Often elaborately illustrated, the works come from the subcontinent’s most important public and private collections. The project was a presentation of India as Guest of Honour at the Frankfurt Book Fair 2006. An eponymous exhibition had been organized by the National Mission for Manuscripts, New Delhi and the Museum of Applied Arts, Frankfurt, on the occasion.

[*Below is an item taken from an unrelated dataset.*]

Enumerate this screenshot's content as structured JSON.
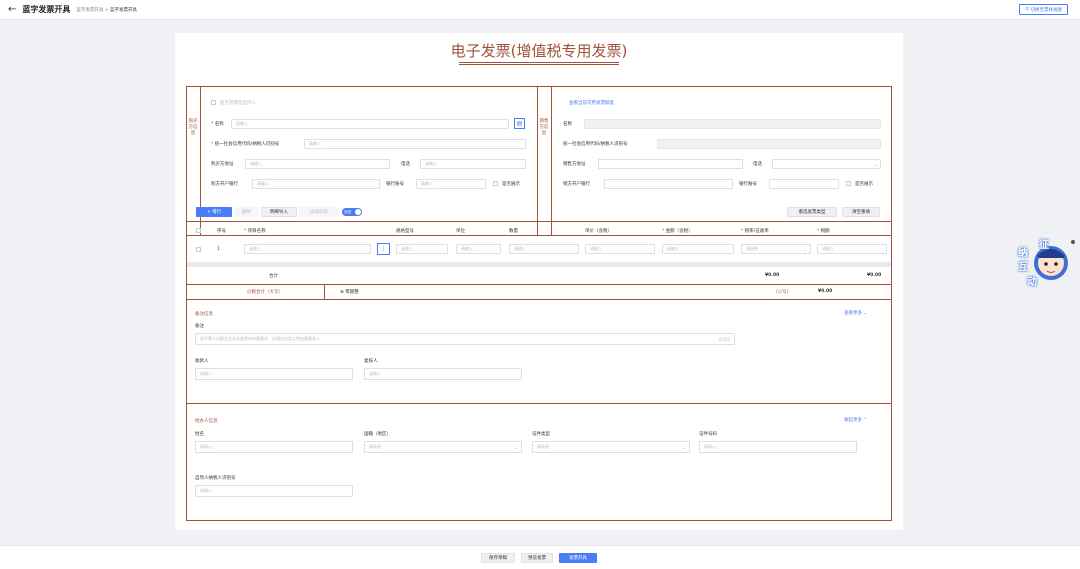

The National Mission for Manuscripts was set up by the Ministry of Tourism and Culture, Government of India, in 2003 to document, conserve and provide access to the vast manuscript wealth of India spread in thousands of public and private repositories across the country and abroad. It received the Best Book Award, 2007, in Reference Category from the Federation of Indian Publishers.
Table of Contents:
- Preface - Sudha Gopalakrishnan
- Introduction: The Word is Sacred, Sacred is the Word – B.N.Goswamy
- The Catalogue
- From Clay to Copper
- The Making of a Manuscript
- Fields of Learning
- Veneration, Submission, Worship
- Word and Image
- Royal Commands and Plain Records
- Glossary
- Acknowledgements.
About the Author:
B.N.Goswamy, distinguished art historian, is professor emeritus of art history at the Punjab Universtiy, Chandigarh. A leading authority on Indian art, his work covers a wide range of different areas, and is regarded, particularly in the area of Pahiri painting, as having influenced much subsequent thinking. B.N.Goswamy has been responsible for major exhibitions of Indian Art in Paris, San Fransisco, Zurich and San Diego. He has taught as a visiting professor at the universities of Heidelberg, Pennsylvania, California (Berkeley and Los Angeles), Austin (Texas) and Zurich.